According to the Ministry of Health, as of 2020 half of Ukraine’s remaining 2,200 hospitals were underfunded. An article that same year in the online Current Time reported that the director of Dnipropetrovsk Regional Rehabilitation Hospital went on a hunger strike in late April of that year in protest. “That month, the National Health Service slashed the facility’s monthly financing by more than five times, she told Current Time: from 2 million hryvnia, or about $75,224, to 237,000 hryvnia or $8,914.”

All of this left Ukraine, in the words of Ukrainian President Zelensky in 2020, “medically naked” when it came time to combat the coronavirus.

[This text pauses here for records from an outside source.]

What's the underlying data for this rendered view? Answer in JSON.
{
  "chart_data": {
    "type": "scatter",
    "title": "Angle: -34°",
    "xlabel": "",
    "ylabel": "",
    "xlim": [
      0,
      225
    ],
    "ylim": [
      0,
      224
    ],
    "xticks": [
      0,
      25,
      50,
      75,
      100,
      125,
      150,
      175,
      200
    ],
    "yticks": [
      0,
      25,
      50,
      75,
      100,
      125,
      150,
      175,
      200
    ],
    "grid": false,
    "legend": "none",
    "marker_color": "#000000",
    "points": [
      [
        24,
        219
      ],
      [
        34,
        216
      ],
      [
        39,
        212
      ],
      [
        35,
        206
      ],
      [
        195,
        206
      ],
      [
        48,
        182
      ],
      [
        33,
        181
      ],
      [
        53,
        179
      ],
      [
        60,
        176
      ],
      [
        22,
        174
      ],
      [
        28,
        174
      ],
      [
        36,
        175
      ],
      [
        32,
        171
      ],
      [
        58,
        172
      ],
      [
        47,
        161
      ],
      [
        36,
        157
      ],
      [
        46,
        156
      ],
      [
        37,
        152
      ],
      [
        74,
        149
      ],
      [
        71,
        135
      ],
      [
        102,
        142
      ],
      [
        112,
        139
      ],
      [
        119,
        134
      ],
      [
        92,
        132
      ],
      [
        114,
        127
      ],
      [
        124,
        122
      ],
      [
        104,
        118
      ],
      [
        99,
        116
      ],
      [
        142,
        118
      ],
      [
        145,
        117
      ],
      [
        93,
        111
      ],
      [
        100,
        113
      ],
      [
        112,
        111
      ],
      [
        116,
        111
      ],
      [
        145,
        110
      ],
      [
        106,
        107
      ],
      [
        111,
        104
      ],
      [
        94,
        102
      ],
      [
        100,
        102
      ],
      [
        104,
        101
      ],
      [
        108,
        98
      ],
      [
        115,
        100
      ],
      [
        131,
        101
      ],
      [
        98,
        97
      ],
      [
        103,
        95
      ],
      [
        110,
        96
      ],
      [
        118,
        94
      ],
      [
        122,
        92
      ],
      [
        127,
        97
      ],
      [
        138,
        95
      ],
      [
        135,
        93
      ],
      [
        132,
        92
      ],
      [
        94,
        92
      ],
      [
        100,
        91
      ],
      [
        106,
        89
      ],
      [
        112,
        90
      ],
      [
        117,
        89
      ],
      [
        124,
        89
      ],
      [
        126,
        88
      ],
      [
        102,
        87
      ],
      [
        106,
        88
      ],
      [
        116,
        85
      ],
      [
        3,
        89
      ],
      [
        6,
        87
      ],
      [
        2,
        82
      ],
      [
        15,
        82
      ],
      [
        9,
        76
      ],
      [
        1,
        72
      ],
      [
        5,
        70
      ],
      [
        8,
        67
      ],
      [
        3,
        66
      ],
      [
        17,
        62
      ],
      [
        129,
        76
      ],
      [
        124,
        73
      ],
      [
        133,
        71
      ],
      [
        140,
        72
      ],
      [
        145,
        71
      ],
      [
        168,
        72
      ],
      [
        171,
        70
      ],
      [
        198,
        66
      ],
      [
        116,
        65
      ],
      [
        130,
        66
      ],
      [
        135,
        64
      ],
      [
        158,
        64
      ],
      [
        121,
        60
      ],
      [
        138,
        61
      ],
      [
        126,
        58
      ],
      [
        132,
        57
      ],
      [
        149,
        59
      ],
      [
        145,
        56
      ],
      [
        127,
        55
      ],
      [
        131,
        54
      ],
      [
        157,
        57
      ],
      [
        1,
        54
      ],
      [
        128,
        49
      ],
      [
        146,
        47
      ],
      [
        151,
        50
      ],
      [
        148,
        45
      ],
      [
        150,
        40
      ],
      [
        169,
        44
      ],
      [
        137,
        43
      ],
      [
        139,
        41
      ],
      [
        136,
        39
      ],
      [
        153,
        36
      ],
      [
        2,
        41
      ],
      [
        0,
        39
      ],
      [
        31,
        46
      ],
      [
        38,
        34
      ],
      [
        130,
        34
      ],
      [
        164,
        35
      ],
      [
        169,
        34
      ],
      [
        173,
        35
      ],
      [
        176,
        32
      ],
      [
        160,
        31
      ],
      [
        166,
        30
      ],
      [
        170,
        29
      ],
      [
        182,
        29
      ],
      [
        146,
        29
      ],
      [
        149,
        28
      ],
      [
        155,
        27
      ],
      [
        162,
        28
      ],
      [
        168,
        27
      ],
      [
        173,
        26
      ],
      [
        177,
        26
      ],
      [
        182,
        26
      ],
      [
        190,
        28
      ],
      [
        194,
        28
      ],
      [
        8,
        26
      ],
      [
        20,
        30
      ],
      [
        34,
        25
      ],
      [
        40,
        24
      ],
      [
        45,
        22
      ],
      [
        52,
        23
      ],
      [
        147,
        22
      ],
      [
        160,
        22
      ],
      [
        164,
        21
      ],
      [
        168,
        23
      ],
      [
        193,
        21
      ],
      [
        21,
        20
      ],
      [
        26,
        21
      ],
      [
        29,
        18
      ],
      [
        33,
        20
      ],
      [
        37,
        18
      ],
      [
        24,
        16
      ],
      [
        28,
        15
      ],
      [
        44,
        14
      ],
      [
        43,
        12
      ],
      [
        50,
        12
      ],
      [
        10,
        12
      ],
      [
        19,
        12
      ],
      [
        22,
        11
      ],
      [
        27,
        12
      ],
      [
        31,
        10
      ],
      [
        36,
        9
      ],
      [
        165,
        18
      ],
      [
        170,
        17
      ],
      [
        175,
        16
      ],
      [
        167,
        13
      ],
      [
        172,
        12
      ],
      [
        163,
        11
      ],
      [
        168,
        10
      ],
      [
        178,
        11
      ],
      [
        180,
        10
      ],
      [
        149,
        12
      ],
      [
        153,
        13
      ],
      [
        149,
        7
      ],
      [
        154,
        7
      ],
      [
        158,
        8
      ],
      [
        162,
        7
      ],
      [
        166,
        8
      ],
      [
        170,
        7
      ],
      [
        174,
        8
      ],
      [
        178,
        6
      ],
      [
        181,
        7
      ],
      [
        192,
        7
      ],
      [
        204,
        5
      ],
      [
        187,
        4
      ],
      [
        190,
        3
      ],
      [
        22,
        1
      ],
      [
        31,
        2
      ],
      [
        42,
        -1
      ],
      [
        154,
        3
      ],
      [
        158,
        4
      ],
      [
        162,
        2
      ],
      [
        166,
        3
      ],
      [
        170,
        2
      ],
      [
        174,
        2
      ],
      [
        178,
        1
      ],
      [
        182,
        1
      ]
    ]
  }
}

COVID-19 has infected over 5 million Ukrainians and killed 112,000. After Zelensky’s pleading with the United States to send vaccines to help, in the summer of 2021 the Biden administration finally dispatched 2 million doses, enough to cover less than 4 percent of the country’s population.

Between just 2008 and 2019, Ukraine shed over 1.4 million industrial jobs, according to the data analysis firm CIEC. When measured in constant US dollars, World Bank data shows that the country’s GDP has now declined by 56 percent compared to what it was when it was still a Soviet republic in 1989.

According to President Zelensky, Ukraine is “paying off billions of U.S. dollars annually to international organizations.” And still, as of that year, Ukraine had $40 billion of “non-performing loans”—i.e., debt it could not pay. In 2022, on top of the interest on its IMF loan, the country was supposed to pony up another $35 million to cover IMF “surcharges” in February and $29 million in March.

This disaster has been achieved not simply through the domination of Ukraine’s economy by foreign capital, but through direct American and European political interference. Over the last 15 years, the country has experienced two so-called “revolutions”—one in 2004 and one in 2014. In both cases, Washington and Brussels were directly involved, backing forces in the country that were committed to drawing the country out of Russia’s orbit and shoring up its relations with the West. They had no problem with neo-Nazi street fighters doing the dirty work necessary to secure their preferred outcome.

In the latest exercise in “popular democracy,” Ukraine’s 2014 “Revolution of Dignity,” US State Department official Victoria Nuland was caught on tape speaking to America’s ambassador to Ukraine with instructions as to what the composition of the new government in Kiev would be. Washington’s choice, Arseniy Yatsenyuk, was installed as prime minister and immediately signed a deal paving the groundwork for Ukraine’s eventual ascension to the EU, resulting in the implementation of all of the policies listed above.

These historical facts are dismissed in the Western media as nothing but “Russian disinformation.” The Kremlin has its own reasons, which have nothing to do with concern over the well-being and freedom of Ukrainians, for drawing attention to the dirty role played by Washington and Brussels in Ukraine’s “revolutions.” But the use of these facts by the Putin government to promote Russian nationalism and justify its criminal invasion of Ukraine does not make the facts themselves untrue.

Ukrainian economic and political sovereignty, the democratic and social rights of its population, have been systematically and grossly violated for 30 years by the US and its NATO allies. No one in Washington, Brussels or elsewhere has ever lost a minute’s sleep over the death of a Ukrainian man, woman or child from poverty, ill health, job loss or COVID.

Rather, they have orchestrated, welcomed, and profited off of Ukraine’s social misery. For them, ordinary Ukrainians are now little more than war materiel to be expended in the battle with Russia, whose working class they are also now strangling to death with economic sanctions, despite years of decrying their repression under the evil dictator, Vladimir Putin.